The plea is as you describe above: while not admitting guilt, the accused agrees that there is sufficient evidence for the state to convict. From a practical standpoint, there is very little difference between a guilty plea and an Alford plea. The court treats the plea as one of guilty for sentencing purposes. You may have heard it referred to as a nolo contendere plea.

Why do it?

From a practical standpoint, it allows you to deny guilt in other contexts, such as a civil suit. Normally, the fact that you plead guilty to a crime can be used in a civil trial against you as evidence that you committed the charged crime; a nolo contendere plea forecloses that possibility.

It’s called an Alford plea because of North Carolina v. Alford, the 1970 Supreme Court case that established that an accused may voluntarily, knowingly, and understandingly consent to the imposition of a prison sentence even though he is unwilling to admit participation in the crime.

  • Rick

The name comes from North Carolina v. Alford, 400 U.S. 25 (1970). Alford entered a guilty plea on a murder charge to avoid a death sentence, but maintained actual innocence on the record. He later challenged his plea as compelled. The Supreme Court held that a plea of guilty can be made knowingly, voluntarily, and intelligently even if a defendant maintains that they did not commit some or all of the elements of the crime. This is known nowadays as an “Alford plea.”

Um. North Carolina v Alford, 40 US 25, 91 S Ct 160, 27 L Ed2d 162 (1970).

“An accused may voluntarily, knowingly, and understandingly consent to the imposition of a prison sentence even though he is unwilling to admit participation in the crime, or even if his guilty plea contains a protestation of innocence, when … he intelligently concludes that his interests require a guilty plea and the record strongly evidences guilt.”

In other words, plea bargain. In the microwave case, Otte pleaded guilty to involuntary manslaughter so that she would not face the consequences of a trial for murder (or so I read it).
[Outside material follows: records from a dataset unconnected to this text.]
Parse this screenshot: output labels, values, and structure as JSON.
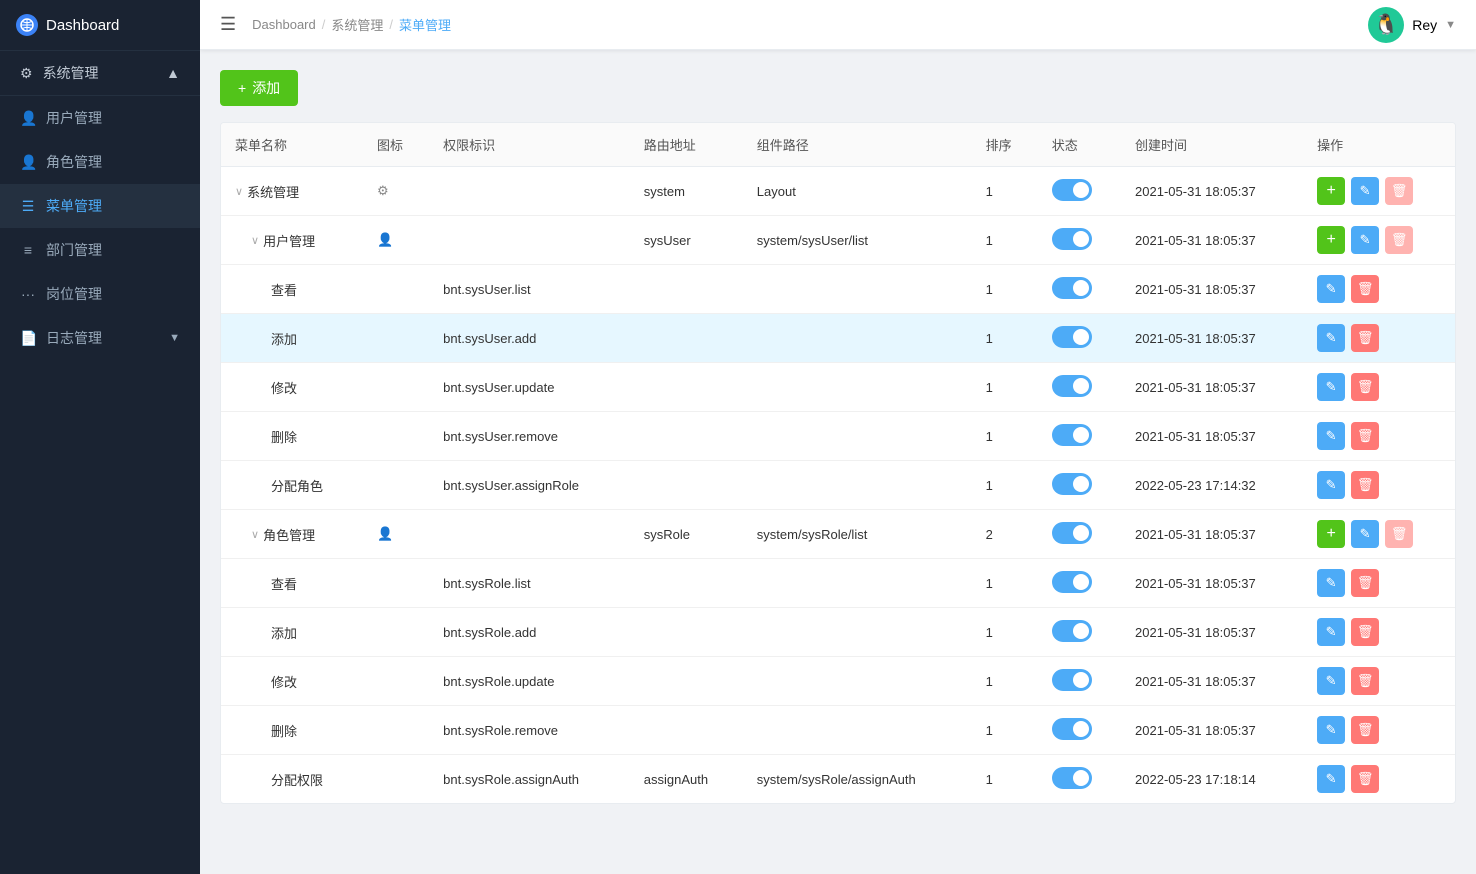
{
  "app": {
    "title": "Dashboard",
    "logo_icon": "🌐"
  },
  "topbar": {
    "breadcrumbs": [
      "Dashboard",
      "系统管理",
      "菜单管理"
    ],
    "user_emoji": "🐧",
    "user_name": "Rey"
  },
  "sidebar": {
    "section_label": "系统管理",
    "items": [
      {
        "id": "user-mgmt",
        "label": "用户管理",
        "icon": "👤"
      },
      {
        "id": "role-mgmt",
        "label": "角色管理",
        "icon": "👤"
      },
      {
        "id": "menu-mgmt",
        "label": "菜单管理",
        "icon": "☰",
        "active": true
      },
      {
        "id": "dept-mgmt",
        "label": "部门管理",
        "icon": "≡"
      },
      {
        "id": "post-mgmt",
        "label": "岗位管理",
        "icon": "···"
      },
      {
        "id": "log-mgmt",
        "label": "日志管理",
        "icon": "📄"
      }
    ]
  },
  "toolbar": {
    "add_label": "+ 添加"
  },
  "table": {
    "columns": [
      "菜单名称",
      "图标",
      "权限标识",
      "路由地址",
      "组件路径",
      "排序",
      "状态",
      "创建时间",
      "操作"
    ],
    "rows": [
      {
        "id": 1,
        "name": "系统管理",
        "indent": 0,
        "collapsed": true,
        "icon": "⚙",
        "permission": "",
        "route": "system",
        "component": "Layout",
        "sort": 1,
        "status": true,
        "created": "2021-05-31 18:05:37",
        "has_add": true,
        "del_light": true
      },
      {
        "id": 2,
        "name": "用户管理",
        "indent": 1,
        "collapsed": true,
        "icon": "👤",
        "permission": "",
        "route": "sysUser",
        "component": "system/sysUser/list",
        "sort": 1,
        "status": true,
        "created": "2021-05-31 18:05:37",
        "has_add": true,
        "del_light": true
      },
      {
        "id": 3,
        "name": "查看",
        "indent": 2,
        "icon": "",
        "permission": "bnt.sysUser.list",
        "route": "",
        "component": "",
        "sort": 1,
        "status": true,
        "created": "2021-05-31 18:05:37",
        "has_add": false,
        "del_light": false
      },
      {
        "id": 4,
        "name": "添加",
        "indent": 2,
        "icon": "",
        "permission": "bnt.sysUser.add",
        "route": "",
        "component": "",
        "sort": 1,
        "status": true,
        "created": "2021-05-31 18:05:37",
        "has_add": false,
        "del_light": false,
        "highlighted": true
      },
      {
        "id": 5,
        "name": "修改",
        "indent": 2,
        "icon": "",
        "permission": "bnt.sysUser.update",
        "route": "",
        "component": "",
        "sort": 1,
        "status": true,
        "created": "2021-05-31 18:05:37",
        "has_add": false,
        "del_light": false
      },
      {
        "id": 6,
        "name": "删除",
        "indent": 2,
        "icon": "",
        "permission": "bnt.sysUser.remove",
        "route": "",
        "component": "",
        "sort": 1,
        "status": true,
        "created": "2021-05-31 18:05:37",
        "has_add": false,
        "del_light": false
      },
      {
        "id": 7,
        "name": "分配角色",
        "indent": 2,
        "icon": "",
        "permission": "bnt.sysUser.assignRole",
        "route": "",
        "component": "",
        "sort": 1,
        "status": true,
        "created": "2022-05-23 17:14:32",
        "has_add": false,
        "del_light": false
      },
      {
        "id": 8,
        "name": "角色管理",
        "indent": 1,
        "collapsed": true,
        "icon": "👤",
        "permission": "",
        "route": "sysRole",
        "component": "system/sysRole/list",
        "sort": 2,
        "status": true,
        "created": "2021-05-31 18:05:37",
        "has_add": true,
        "del_light": true
      },
      {
        "id": 9,
        "name": "查看",
        "indent": 2,
        "icon": "",
        "permission": "bnt.sysRole.list",
        "route": "",
        "component": "",
        "sort": 1,
        "status": true,
        "created": "2021-05-31 18:05:37",
        "has_add": false,
        "del_light": false
      },
      {
        "id": 10,
        "name": "添加",
        "indent": 2,
        "icon": "",
        "permission": "bnt.sysRole.add",
        "route": "",
        "component": "",
        "sort": 1,
        "status": true,
        "created": "2021-05-31 18:05:37",
        "has_add": false,
        "del_light": false
      },
      {
        "id": 11,
        "name": "修改",
        "indent": 2,
        "icon": "",
        "permission": "bnt.sysRole.update",
        "route": "",
        "component": "",
        "sort": 1,
        "status": true,
        "created": "2021-05-31 18:05:37",
        "has_add": false,
        "del_light": false
      },
      {
        "id": 12,
        "name": "删除",
        "indent": 2,
        "icon": "",
        "permission": "bnt.sysRole.remove",
        "route": "",
        "component": "",
        "sort": 1,
        "status": true,
        "created": "2021-05-31 18:05:37",
        "has_add": false,
        "del_light": false
      },
      {
        "id": 13,
        "name": "分配权限",
        "indent": 2,
        "icon": "",
        "permission": "bnt.sysRole.assignAuth",
        "route": "assignAuth",
        "component": "system/sysRole/assignAuth",
        "sort": 1,
        "status": true,
        "created": "2022-05-23 17:18:14",
        "has_add": false,
        "del_light": false
      }
    ]
  }
}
For clarity: an Alford plea is a guilty plea, but without admitting the facts of the allegations. Way back when, Alford argued that such a plea is, in fact, coerced (it’s not). It’s also been argued (but not, I think, by Alford) that such a plea may not be used as proof of guilt in subsequent legal actions (yes, it can).
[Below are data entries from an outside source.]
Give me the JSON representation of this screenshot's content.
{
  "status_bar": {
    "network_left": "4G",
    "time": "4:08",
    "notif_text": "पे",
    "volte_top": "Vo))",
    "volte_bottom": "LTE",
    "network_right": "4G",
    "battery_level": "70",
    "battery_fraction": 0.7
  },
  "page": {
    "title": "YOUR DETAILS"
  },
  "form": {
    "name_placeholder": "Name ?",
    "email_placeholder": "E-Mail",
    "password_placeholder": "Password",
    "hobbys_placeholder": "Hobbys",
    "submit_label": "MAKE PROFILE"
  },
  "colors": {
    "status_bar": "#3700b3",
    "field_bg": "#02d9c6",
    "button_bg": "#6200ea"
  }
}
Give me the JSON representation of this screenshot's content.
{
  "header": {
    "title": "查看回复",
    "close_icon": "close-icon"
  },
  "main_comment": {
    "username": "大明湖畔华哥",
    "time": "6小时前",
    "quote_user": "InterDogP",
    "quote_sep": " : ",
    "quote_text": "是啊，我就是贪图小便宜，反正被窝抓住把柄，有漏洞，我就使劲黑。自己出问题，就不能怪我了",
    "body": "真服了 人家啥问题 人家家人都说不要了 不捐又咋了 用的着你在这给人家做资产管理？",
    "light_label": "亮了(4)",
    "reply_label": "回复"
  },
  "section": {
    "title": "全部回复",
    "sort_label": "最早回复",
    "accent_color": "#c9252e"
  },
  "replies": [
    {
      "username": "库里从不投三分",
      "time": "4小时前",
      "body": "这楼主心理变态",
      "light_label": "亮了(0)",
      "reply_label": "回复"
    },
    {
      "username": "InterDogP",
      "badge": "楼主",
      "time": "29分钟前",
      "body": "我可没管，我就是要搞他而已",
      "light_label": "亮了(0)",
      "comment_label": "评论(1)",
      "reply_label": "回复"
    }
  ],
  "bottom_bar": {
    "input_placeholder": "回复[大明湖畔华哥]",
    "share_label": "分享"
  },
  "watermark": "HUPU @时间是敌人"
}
Bricker, I’m pretty sure that’s wrong. As I understand it, the fact that it’s a guilty plea is what distinguishes “Alford” from “No Contest.”

Yup. People v. Miller, 1998 N.Y. Int. 0022 (Mar. 31, 1998).
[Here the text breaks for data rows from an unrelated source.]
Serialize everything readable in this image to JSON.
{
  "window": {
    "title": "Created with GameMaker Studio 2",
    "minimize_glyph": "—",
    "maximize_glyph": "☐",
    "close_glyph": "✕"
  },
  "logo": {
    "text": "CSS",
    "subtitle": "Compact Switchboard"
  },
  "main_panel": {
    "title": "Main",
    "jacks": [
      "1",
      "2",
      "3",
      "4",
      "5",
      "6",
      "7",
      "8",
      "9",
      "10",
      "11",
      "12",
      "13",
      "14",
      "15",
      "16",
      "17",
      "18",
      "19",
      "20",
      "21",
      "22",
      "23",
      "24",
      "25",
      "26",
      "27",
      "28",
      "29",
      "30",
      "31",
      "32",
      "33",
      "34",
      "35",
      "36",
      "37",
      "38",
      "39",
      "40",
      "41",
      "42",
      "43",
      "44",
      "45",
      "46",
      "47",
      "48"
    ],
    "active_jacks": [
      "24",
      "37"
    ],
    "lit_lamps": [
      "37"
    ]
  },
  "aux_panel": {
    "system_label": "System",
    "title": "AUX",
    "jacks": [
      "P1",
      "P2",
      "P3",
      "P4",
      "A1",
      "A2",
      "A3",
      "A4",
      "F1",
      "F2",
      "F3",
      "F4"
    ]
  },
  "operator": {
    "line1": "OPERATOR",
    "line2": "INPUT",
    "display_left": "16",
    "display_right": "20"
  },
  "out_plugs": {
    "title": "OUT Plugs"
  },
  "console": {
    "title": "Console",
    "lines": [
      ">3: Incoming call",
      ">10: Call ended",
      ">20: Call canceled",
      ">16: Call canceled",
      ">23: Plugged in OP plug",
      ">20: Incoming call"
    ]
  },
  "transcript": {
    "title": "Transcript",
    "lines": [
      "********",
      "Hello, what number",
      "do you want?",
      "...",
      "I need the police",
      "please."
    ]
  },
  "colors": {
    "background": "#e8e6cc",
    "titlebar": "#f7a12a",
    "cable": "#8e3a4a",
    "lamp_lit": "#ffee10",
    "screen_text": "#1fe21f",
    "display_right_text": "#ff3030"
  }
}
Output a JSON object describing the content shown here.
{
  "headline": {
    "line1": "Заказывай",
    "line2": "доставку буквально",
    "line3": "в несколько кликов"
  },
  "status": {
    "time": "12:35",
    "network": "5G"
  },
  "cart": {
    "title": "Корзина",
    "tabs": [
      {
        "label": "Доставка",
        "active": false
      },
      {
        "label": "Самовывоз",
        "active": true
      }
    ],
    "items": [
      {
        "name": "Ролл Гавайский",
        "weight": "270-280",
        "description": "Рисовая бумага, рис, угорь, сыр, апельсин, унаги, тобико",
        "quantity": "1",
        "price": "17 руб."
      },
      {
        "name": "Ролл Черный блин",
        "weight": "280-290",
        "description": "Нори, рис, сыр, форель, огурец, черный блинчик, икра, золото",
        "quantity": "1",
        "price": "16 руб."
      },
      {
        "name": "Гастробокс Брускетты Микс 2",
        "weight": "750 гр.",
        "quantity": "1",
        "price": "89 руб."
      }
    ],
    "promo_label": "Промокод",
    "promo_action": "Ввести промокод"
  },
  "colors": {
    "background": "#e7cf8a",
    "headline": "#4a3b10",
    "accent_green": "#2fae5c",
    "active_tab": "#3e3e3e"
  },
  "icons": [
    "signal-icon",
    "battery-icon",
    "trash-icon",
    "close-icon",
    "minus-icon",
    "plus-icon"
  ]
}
I find this odd. In Canada, if an accused enters a guilty plea but denies committing an element of the offence, the judge rejects the plea. A guilty plea means that you accept that you’ve committed the crime.

What’s the policy reason for allowing someone to say they’re guilty while simultaneously denying it?

In brutally short strokes, the “policy” reason for allowing it is mostly that it saves the cost and intrinsic unpredictability of a trial.

Sure, but we have the same pressures in Canada, but it’s not led to this result. If the accused disagrees with the Crown’s facts on sentence, and it’s a material difference, the Court expunges the guilty plea and you go to trial.